Macrophages may play a beneficial role in blood vessel development. To study the role of macrophages in vessel development for regenerative medicine, a bioactive poly(ethylene glycol)‐based hydrogel scaffold that is modified for integrin‐mediated cell adhesion and biodegradation by matrix‐metalloproteinases 2 and 9 is utilized.
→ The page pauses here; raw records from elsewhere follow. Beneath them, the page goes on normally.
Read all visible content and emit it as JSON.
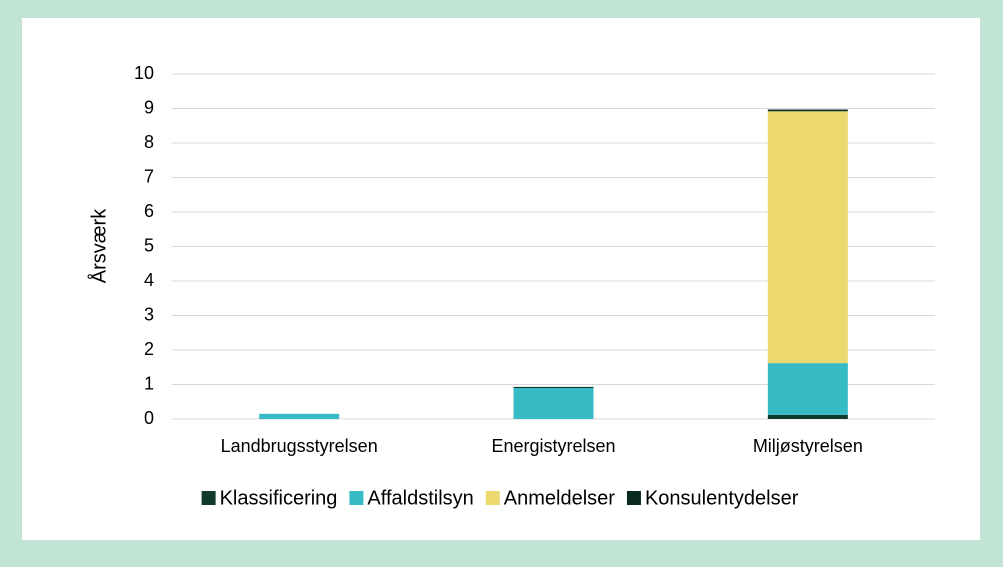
{
  "chart_data": {
    "type": "stacked_bar",
    "y_label": "Årsværk",
    "categories": [
      "Landbrugsstyrelsen",
      "Energistyrelsen",
      "Miljøstyrelsen"
    ],
    "series": [
      {
        "name": "Klassificering",
        "color": "#0e3b2d",
        "values": [
          0,
          0,
          0.12
        ]
      },
      {
        "name": "Affaldstilsyn",
        "color": "#36bac4",
        "values": [
          0.15,
          0.9,
          1.5
        ]
      },
      {
        "name": "Anmeldelser",
        "color": "#ebd86e",
        "values": [
          0,
          0,
          7.3
        ]
      },
      {
        "name": "Konsulentydelser",
        "color": "#0a2a20",
        "values": [
          0,
          0.03,
          0.05
        ]
      }
    ],
    "ylim": [
      0,
      10
    ],
    "yticks": [
      0,
      1,
      2,
      3,
      4,
      5,
      6,
      7,
      8,
      9,
      10
    ],
    "grid": true,
    "legend": "bottom"
  }
}
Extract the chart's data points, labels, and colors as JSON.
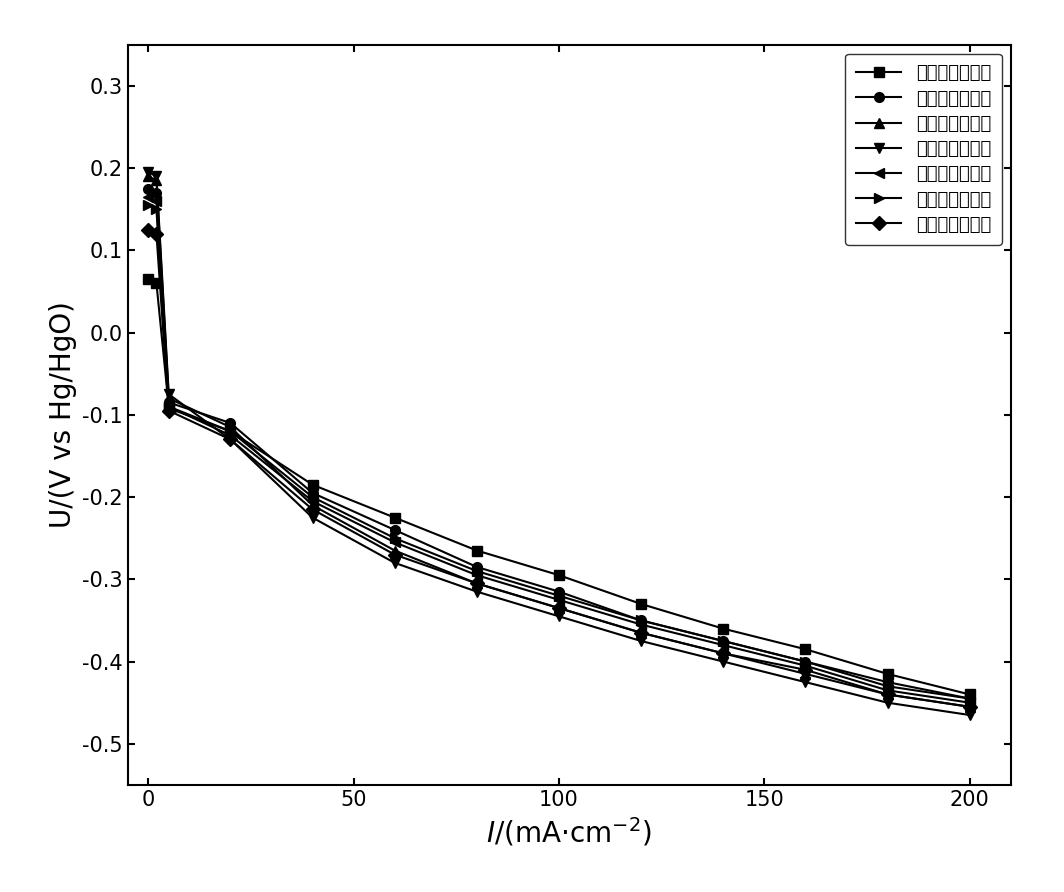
{
  "series": [
    {
      "label": "第一次阴极极化",
      "marker": "s",
      "x": [
        0,
        2,
        5,
        20,
        40,
        60,
        80,
        100,
        120,
        140,
        160,
        180,
        200
      ],
      "y": [
        0.065,
        0.06,
        -0.09,
        -0.12,
        -0.185,
        -0.225,
        -0.265,
        -0.295,
        -0.33,
        -0.36,
        -0.385,
        -0.415,
        -0.44
      ]
    },
    {
      "label": "第二次阴极极化",
      "marker": "o",
      "x": [
        0,
        2,
        5,
        20,
        40,
        60,
        80,
        100,
        120,
        140,
        160,
        180,
        200
      ],
      "y": [
        0.175,
        0.17,
        -0.085,
        -0.11,
        -0.195,
        -0.24,
        -0.285,
        -0.315,
        -0.35,
        -0.375,
        -0.4,
        -0.425,
        -0.445
      ]
    },
    {
      "label": "第三次阴极极化",
      "marker": "^",
      "x": [
        0,
        2,
        5,
        20,
        40,
        60,
        80,
        100,
        120,
        140,
        160,
        180,
        200
      ],
      "y": [
        0.19,
        0.185,
        -0.08,
        -0.115,
        -0.21,
        -0.265,
        -0.305,
        -0.335,
        -0.365,
        -0.39,
        -0.415,
        -0.44,
        -0.455
      ]
    },
    {
      "label": "第四次阴极极化",
      "marker": "v",
      "x": [
        0,
        2,
        5,
        20,
        40,
        60,
        80,
        100,
        120,
        140,
        160,
        180,
        200
      ],
      "y": [
        0.195,
        0.19,
        -0.075,
        -0.13,
        -0.225,
        -0.28,
        -0.315,
        -0.345,
        -0.375,
        -0.4,
        -0.425,
        -0.45,
        -0.465
      ]
    },
    {
      "label": "第五次阴极极化",
      "marker": "<",
      "x": [
        0,
        2,
        5,
        20,
        40,
        60,
        80,
        100,
        120,
        140,
        160,
        180,
        200
      ],
      "y": [
        0.165,
        0.16,
        -0.09,
        -0.125,
        -0.205,
        -0.255,
        -0.295,
        -0.325,
        -0.355,
        -0.38,
        -0.405,
        -0.435,
        -0.45
      ]
    },
    {
      "label": "第六次阴极极化",
      "marker": ">",
      "x": [
        0,
        2,
        5,
        20,
        40,
        60,
        80,
        100,
        120,
        140,
        160,
        180,
        200
      ],
      "y": [
        0.155,
        0.15,
        -0.092,
        -0.12,
        -0.2,
        -0.25,
        -0.29,
        -0.32,
        -0.35,
        -0.375,
        -0.4,
        -0.43,
        -0.445
      ]
    },
    {
      "label": "第七次阴极极化",
      "marker": "D",
      "x": [
        0,
        2,
        5,
        20,
        40,
        60,
        80,
        100,
        120,
        140,
        160,
        180,
        200
      ],
      "y": [
        0.125,
        0.12,
        -0.095,
        -0.13,
        -0.215,
        -0.27,
        -0.305,
        -0.335,
        -0.365,
        -0.39,
        -0.41,
        -0.44,
        -0.455
      ]
    }
  ],
  "xlabel_italic": "I",
  "xlabel_rest": "/(mA·cm",
  "xlabel_sup": "-2",
  "xlabel_end": ")",
  "ylabel": "U/(V vs Hg/HgO)",
  "xlim": [
    -5,
    210
  ],
  "ylim": [
    -0.55,
    0.35
  ],
  "yticks": [
    -0.5,
    -0.4,
    -0.3,
    -0.2,
    -0.1,
    0.0,
    0.1,
    0.2,
    0.3
  ],
  "xticks": [
    0,
    50,
    100,
    150,
    200
  ],
  "color": "#000000",
  "linewidth": 1.5,
  "markersize": 7,
  "legend_fontsize": 13,
  "axis_fontsize": 20,
  "tick_fontsize": 15,
  "background_color": "#ffffff"
}
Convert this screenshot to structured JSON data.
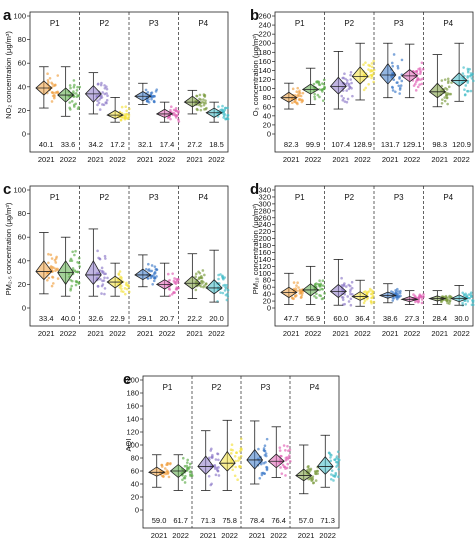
{
  "chart_data": [
    {
      "type": "violin",
      "panel": "a",
      "ylabel": "NO₂ concentration (μg/m³)",
      "ylim": [
        0,
        100
      ],
      "yticks": [
        0,
        20,
        40,
        60,
        80,
        100
      ],
      "periods": [
        "P1",
        "P2",
        "P3",
        "P4"
      ],
      "years": [
        "2021",
        "2022"
      ],
      "groups": [
        {
          "period": "P1",
          "year": "2021",
          "mean": 40.1,
          "min": 22,
          "q1": 33,
          "median": 39,
          "q3": 45,
          "max": 57,
          "color": "#f0a040",
          "label": "40.1"
        },
        {
          "period": "P1",
          "year": "2022",
          "mean": 33.6,
          "min": 15,
          "q1": 27,
          "median": 33,
          "q3": 39,
          "max": 57,
          "color": "#5aaa46",
          "label": "33.6"
        },
        {
          "period": "P2",
          "year": "2021",
          "mean": 34.2,
          "min": 17,
          "q1": 27,
          "median": 34,
          "q3": 41,
          "max": 52,
          "color": "#8c78c8",
          "label": "34.2"
        },
        {
          "period": "P2",
          "year": "2022",
          "mean": 17.2,
          "min": 10,
          "q1": 13,
          "median": 16,
          "q3": 20,
          "max": 31,
          "color": "#f4e23c",
          "label": "17.2"
        },
        {
          "period": "P3",
          "year": "2021",
          "mean": 32.1,
          "min": 25,
          "q1": 28,
          "median": 32,
          "q3": 36,
          "max": 43,
          "color": "#3a78c8",
          "label": "32.1"
        },
        {
          "period": "P3",
          "year": "2022",
          "mean": 17.4,
          "min": 10,
          "q1": 14,
          "median": 17,
          "q3": 21,
          "max": 27,
          "color": "#e060b4",
          "label": "17.4"
        },
        {
          "period": "P4",
          "year": "2021",
          "mean": 27.2,
          "min": 17,
          "q1": 23,
          "median": 27,
          "q3": 32,
          "max": 37,
          "color": "#7a9a3c",
          "label": "27.2"
        },
        {
          "period": "P4",
          "year": "2022",
          "mean": 18.5,
          "min": 10,
          "q1": 14,
          "median": 18,
          "q3": 22,
          "max": 27,
          "color": "#40bcc8",
          "label": "18.5"
        }
      ]
    },
    {
      "type": "violin",
      "panel": "b",
      "ylabel": "O₃ concentration (μg/m³)",
      "ylim": [
        0,
        260
      ],
      "yticks": [
        0,
        20,
        40,
        60,
        80,
        100,
        120,
        140,
        160,
        180,
        200,
        220,
        240,
        260
      ],
      "periods": [
        "P1",
        "P2",
        "P3",
        "P4"
      ],
      "years": [
        "2021",
        "2022"
      ],
      "groups": [
        {
          "period": "P1",
          "year": "2021",
          "mean": 82.3,
          "min": 55,
          "q1": 70,
          "median": 80,
          "q3": 92,
          "max": 112,
          "color": "#f0a040",
          "label": "82.3"
        },
        {
          "period": "P1",
          "year": "2022",
          "mean": 99.9,
          "min": 65,
          "q1": 88,
          "median": 98,
          "q3": 110,
          "max": 145,
          "color": "#5aaa46",
          "label": "99.9"
        },
        {
          "period": "P2",
          "year": "2021",
          "mean": 107.4,
          "min": 55,
          "q1": 88,
          "median": 105,
          "q3": 125,
          "max": 182,
          "color": "#8c78c8",
          "label": "107.4"
        },
        {
          "period": "P2",
          "year": "2022",
          "mean": 128.9,
          "min": 75,
          "q1": 110,
          "median": 127,
          "q3": 148,
          "max": 200,
          "color": "#f4e23c",
          "label": "128.9"
        },
        {
          "period": "P3",
          "year": "2021",
          "mean": 131.7,
          "min": 80,
          "q1": 110,
          "median": 130,
          "q3": 155,
          "max": 200,
          "color": "#3a78c8",
          "label": "131.7"
        },
        {
          "period": "P3",
          "year": "2022",
          "mean": 129.1,
          "min": 80,
          "q1": 115,
          "median": 128,
          "q3": 142,
          "max": 198,
          "color": "#e060b4",
          "label": "129.1"
        },
        {
          "period": "P4",
          "year": "2021",
          "mean": 98.3,
          "min": 60,
          "q1": 80,
          "median": 93,
          "q3": 112,
          "max": 175,
          "color": "#7a9a3c",
          "label": "98.3"
        },
        {
          "period": "P4",
          "year": "2022",
          "mean": 120.9,
          "min": 72,
          "q1": 105,
          "median": 118,
          "q3": 135,
          "max": 200,
          "color": "#40bcc8",
          "label": "120.9"
        }
      ]
    },
    {
      "type": "violin",
      "panel": "c",
      "ylabel": "PM₂.₅ concentration (μg/m³)",
      "ylim": [
        0,
        100
      ],
      "yticks": [
        0,
        20,
        40,
        60,
        80,
        100
      ],
      "periods": [
        "P1",
        "P2",
        "P3",
        "P4"
      ],
      "years": [
        "2021",
        "2022"
      ],
      "groups": [
        {
          "period": "P1",
          "year": "2021",
          "mean": 33.4,
          "min": 12,
          "q1": 24,
          "median": 31,
          "q3": 40,
          "max": 64,
          "color": "#f0a040",
          "label": "33.4"
        },
        {
          "period": "P1",
          "year": "2022",
          "mean": 40.0,
          "min": 10,
          "q1": 20,
          "median": 30,
          "q3": 40,
          "max": 60,
          "color": "#5aaa46",
          "label": "40.0"
        },
        {
          "period": "P2",
          "year": "2021",
          "mean": 32.6,
          "min": 10,
          "q1": 20,
          "median": 28,
          "q3": 40,
          "max": 67,
          "color": "#8c78c8",
          "label": "32.6"
        },
        {
          "period": "P2",
          "year": "2022",
          "mean": 22.9,
          "min": 10,
          "q1": 17,
          "median": 22,
          "q3": 27,
          "max": 38,
          "color": "#f4e23c",
          "label": "22.9"
        },
        {
          "period": "P3",
          "year": "2021",
          "mean": 29.1,
          "min": 18,
          "q1": 24,
          "median": 28,
          "q3": 33,
          "max": 45,
          "color": "#3a78c8",
          "label": "29.1"
        },
        {
          "period": "P3",
          "year": "2022",
          "mean": 20.7,
          "min": 10,
          "q1": 16,
          "median": 20,
          "q3": 24,
          "max": 38,
          "color": "#e060b4",
          "label": "20.7"
        },
        {
          "period": "P4",
          "year": "2021",
          "mean": 22.2,
          "min": 8,
          "q1": 16,
          "median": 21,
          "q3": 27,
          "max": 46,
          "color": "#7a9a3c",
          "label": "22.2"
        },
        {
          "period": "P4",
          "year": "2022",
          "mean": 20.0,
          "min": 5,
          "q1": 12,
          "median": 17,
          "q3": 24,
          "max": 49,
          "color": "#40bcc8",
          "label": "20.0"
        }
      ]
    },
    {
      "type": "violin",
      "panel": "d",
      "ylabel": "PM₁₀ concentration (μg/m³)",
      "ylim": [
        0,
        340
      ],
      "yticks": [
        0,
        20,
        40,
        60,
        80,
        100,
        120,
        140,
        160,
        180,
        200,
        220,
        240,
        260,
        280,
        300,
        320,
        340
      ],
      "periods": [
        "P1",
        "P2",
        "P3",
        "P4"
      ],
      "years": [
        "2021",
        "2022"
      ],
      "groups": [
        {
          "period": "P1",
          "year": "2021",
          "mean": 47.7,
          "min": 10,
          "q1": 30,
          "median": 45,
          "q3": 60,
          "max": 100,
          "color": "#f0a040",
          "label": "47.7"
        },
        {
          "period": "P1",
          "year": "2022",
          "mean": 56.9,
          "min": 10,
          "q1": 35,
          "median": 52,
          "q3": 70,
          "max": 120,
          "color": "#5aaa46",
          "label": "56.9"
        },
        {
          "period": "P2",
          "year": "2021",
          "mean": 60.0,
          "min": 8,
          "q1": 30,
          "median": 48,
          "q3": 68,
          "max": 140,
          "color": "#8c78c8",
          "label": "60.0"
        },
        {
          "period": "P2",
          "year": "2022",
          "mean": 36.4,
          "min": 5,
          "q1": 22,
          "median": 33,
          "q3": 47,
          "max": 80,
          "color": "#f4e23c",
          "label": "36.4"
        },
        {
          "period": "P3",
          "year": "2021",
          "mean": 38.6,
          "min": 15,
          "q1": 28,
          "median": 36,
          "q3": 46,
          "max": 70,
          "color": "#3a78c8",
          "label": "38.6"
        },
        {
          "period": "P3",
          "year": "2022",
          "mean": 27.3,
          "min": 10,
          "q1": 18,
          "median": 25,
          "q3": 33,
          "max": 50,
          "color": "#e060b4",
          "label": "27.3"
        },
        {
          "period": "P4",
          "year": "2021",
          "mean": 28.4,
          "min": 10,
          "q1": 20,
          "median": 27,
          "q3": 35,
          "max": 50,
          "color": "#7a9a3c",
          "label": "28.4"
        },
        {
          "period": "P4",
          "year": "2022",
          "mean": 30.0,
          "min": 8,
          "q1": 18,
          "median": 27,
          "q3": 38,
          "max": 65,
          "color": "#40bcc8",
          "label": "30.0"
        }
      ]
    },
    {
      "type": "violin",
      "panel": "e",
      "ylabel": "AQI",
      "ylim": [
        0,
        200
      ],
      "yticks": [
        0,
        20,
        40,
        60,
        80,
        100,
        120,
        140,
        160,
        180,
        200
      ],
      "periods": [
        "P1",
        "P2",
        "P3",
        "P4"
      ],
      "years": [
        "2021",
        "2022"
      ],
      "groups": [
        {
          "period": "P1",
          "year": "2021",
          "mean": 59.0,
          "min": 35,
          "q1": 52,
          "median": 58,
          "q3": 66,
          "max": 85,
          "color": "#f0a040",
          "label": "59.0"
        },
        {
          "period": "P1",
          "year": "2022",
          "mean": 61.7,
          "min": 30,
          "q1": 50,
          "median": 60,
          "q3": 70,
          "max": 85,
          "color": "#5aaa46",
          "label": "61.7"
        },
        {
          "period": "P2",
          "year": "2021",
          "mean": 71.3,
          "min": 30,
          "q1": 55,
          "median": 67,
          "q3": 83,
          "max": 122,
          "color": "#8c78c8",
          "label": "71.3"
        },
        {
          "period": "P2",
          "year": "2022",
          "mean": 75.8,
          "min": 30,
          "q1": 60,
          "median": 72,
          "q3": 90,
          "max": 138,
          "color": "#f4e23c",
          "label": "75.8"
        },
        {
          "period": "P3",
          "year": "2021",
          "mean": 78.4,
          "min": 40,
          "q1": 63,
          "median": 77,
          "q3": 93,
          "max": 137,
          "color": "#3a78c8",
          "label": "78.4"
        },
        {
          "period": "P3",
          "year": "2022",
          "mean": 76.4,
          "min": 50,
          "q1": 65,
          "median": 75,
          "q3": 86,
          "max": 128,
          "color": "#e060b4",
          "label": "76.4"
        },
        {
          "period": "P4",
          "year": "2021",
          "mean": 57.0,
          "min": 25,
          "q1": 45,
          "median": 53,
          "q3": 63,
          "max": 100,
          "color": "#7a9a3c",
          "label": "57.0"
        },
        {
          "period": "P4",
          "year": "2022",
          "mean": 71.3,
          "min": 35,
          "q1": 55,
          "median": 67,
          "q3": 82,
          "max": 115,
          "color": "#40bcc8",
          "label": "71.3"
        }
      ]
    }
  ]
}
This scaffold serves as a tunable cell microenvironment and supports the formation of microvascular networks. When encapsulated with endothelial cells, macrophages enhance vessel tubule volume within the hydrogel by nearly twofold compared to endothelial cells alone in hydrogels. Additionally, macrophages in the hydrogel alter their morphology in an endothelial cell‐dependent manner. Macrophages alone maintain high circularity with only 1% of the population demonstrating circularity ≤0.5 (indicating cell spreading), but when co‐encapsulated with endothelial cells, 46% of macrophages have a circularity ≤0.5. Macrophages 0–5 µm away from an endothelial cell have a circularity of 0.48 ± 0.22 whereas macrophages >20 µm away have a circularity of 0.83 ± 0.07. Two types of macrophage–endothelial cell interactions are seen: macrophages behaving as pericyte‐like cells and macrophages bridging between endothelial cells. Macrophages may be a novel cell target for regenerative medicine efforts where vasculature is often vital to success.